Metso Outotec will consist of the following six business areas:

  • Aggregates, providing crushing and screening equipment for the production of aggregates;
  • Minerals, providing equipment and full plant solutions for minerals processing, covering comminution, separation and pumps;
  • Metals, providing processing solutions and equipment for metals refining and chemical processing;
  • Recycling, providing equipment and services for metal and waste recycling;
  • Services, providing spare parts, refurbishments and professional services for mining, metals and aggregates customers; and
  • Consumables, providing a comprehensive offering of wear parts for mining, metals and aggregates processes.

The boards have also made some significant decisions on the key personnel that will lead these business units.

Markku Simula will become President of the Aggregates business unit.

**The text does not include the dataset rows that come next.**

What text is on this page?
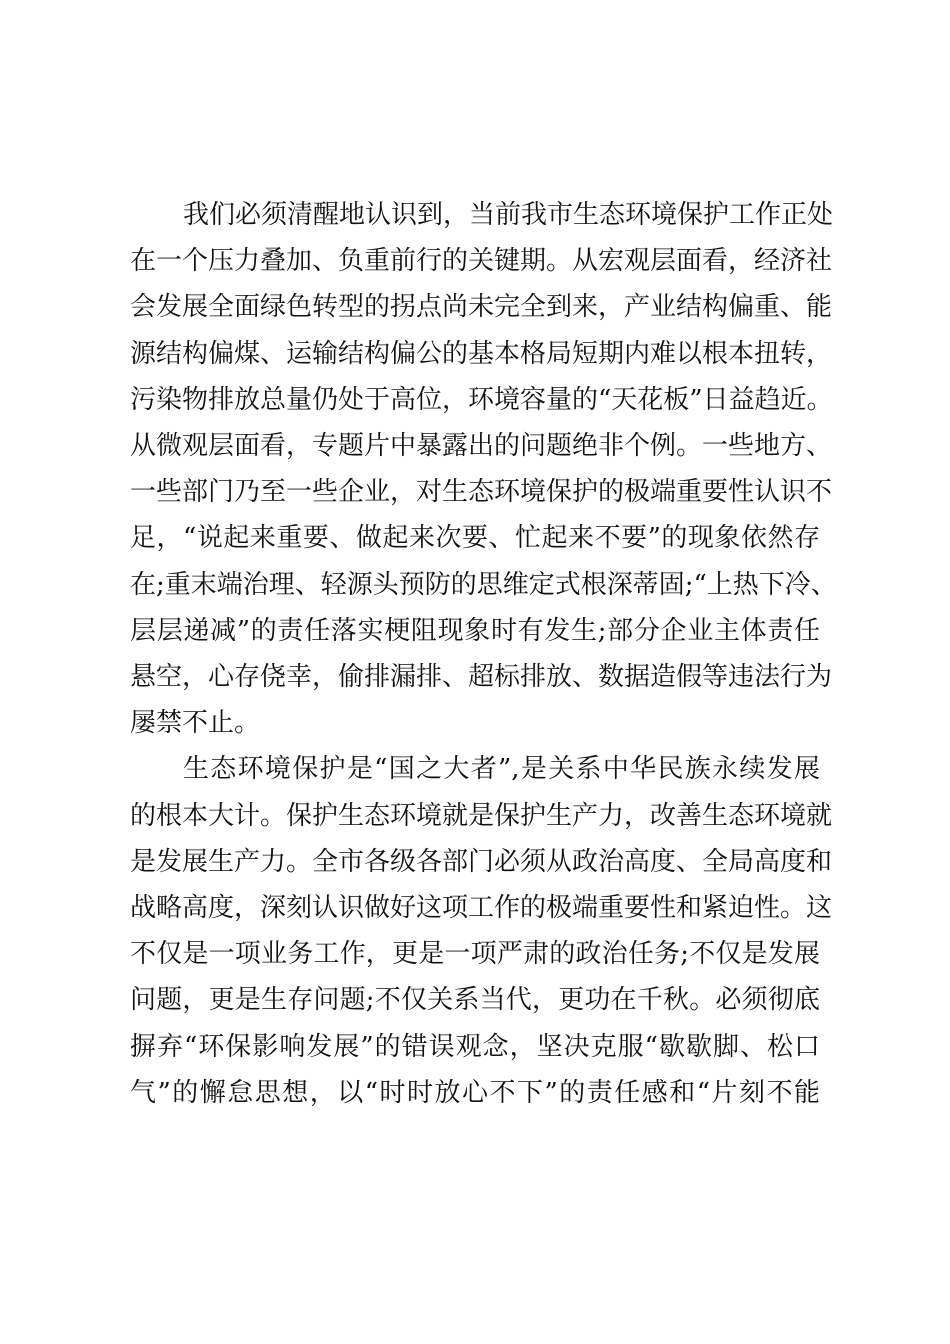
我们必须清醒地认识到，当前我市生态环境保护工作正处
在一个压力叠加、负重前行的关键期。从宏观层面看，经济社
会发展全面绿色转型的拐点尚未完全到来，产业结构偏重、能
源结构偏煤、运输结构偏公的基本格局短期内难以根本扭转，
污染物排放总量仍处于高位，环境容量的“天花板”日益趋近。
从微观层面看，专题片中暴露出的问题绝非个例。一些地方、
一些部门乃至一些企业，对生态环境保护的极端重要性认识不
足，“说起来重要、做起来次要、忙起来不要”的现象依然存
在;重末端治理、轻源头预防的思维定式根深蒂固;“上热下冷、
层层递减”的责任落实梗阻现象时有发生;部分企业主体责任
悬空，心存侥幸，偷排漏排、超标排放、数据造假等违法行为
屡禁不止。
生态环境保护是“国之大者”,是关系中华民族永续发展
的根本大计。保护生态环境就是保护生产力，改善生态环境就
是发展生产力。全市各级各部门必须从政治高度、全局高度和
战略高度，深刻认识做好这项工作的极端重要性和紧迫性。这
不仅是一项业务工作，更是一项严肃的政治任务;不仅是发展
问题，更是生存问题;不仅关系当代，更功在千秋。必须彻底
摒弃“环保影响发展”的错误观念，坚决克服“歇歇脚、松口
气”的懈怠思想，以“时时放心不下”的责任感和“片刻不能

Simula currently serves as President, Aggregates Equipment at Metso.

Recently appointed Metso Mining Equipment President, Stephan Kirsch, will become President of the combined Minerals business area.

Jari Ålgars, currently CFO at Outotec, will become President of Metals.

Uffe Hansen, who is currently President of Recycling at Metso, will become President of Recycling at Metso Outotec.

Metso’s Sami Takaluoma will retain his President of the Consumables business area post at the new merged entity.

Markku Teräsvasara, who currently serves as the President and CEO at Outotec, will take on the President, Services and Deputy CEO role at Metso Outotec.

In addition to the business area president appointments, the following function heads and executive team members have been appointed:

  • Eeva Sipilä, CFO and Deputy CEO. Her appointment was announced on July 4, 2019. She currently serves as the CFO and Deputy CEO at Metso;
  • Nina Kiviranta, General Counsel. She currently serves as General Counsel at Outotec;
  • Piia Karhu, Senior Vice President, Business Development. She currently serves as Senior Vice President, Customer Experience at Finnair. She will join the company on July 1, 2020; and
  • Hannele Järvistö, Senior Vice President, Human Resources (interim). She currently serves as Senior Vice President, Human Resources (interim) at Metso. “This appointment is valid until a new position-holder has been selected and will start in this role,” the company said.

All the function heads and executive team members will report to Metso Outotec’s future President and CEO, Pekka Vauramo (pictured), the company said.

Reflecting on these changes, Vauramo said: “Above all, Metso Outotec will be strong in sustainability. Our extensive combined offering for minerals processing, from equipment to a broad range of services, will help our customers improve their profitability and lower their operating costs and risks, while at the same time reduce the consumption of energy and water.

“We at Metso Outotec understand our customer’s world and the daily challenges they face. Together, we will partner for positive change.”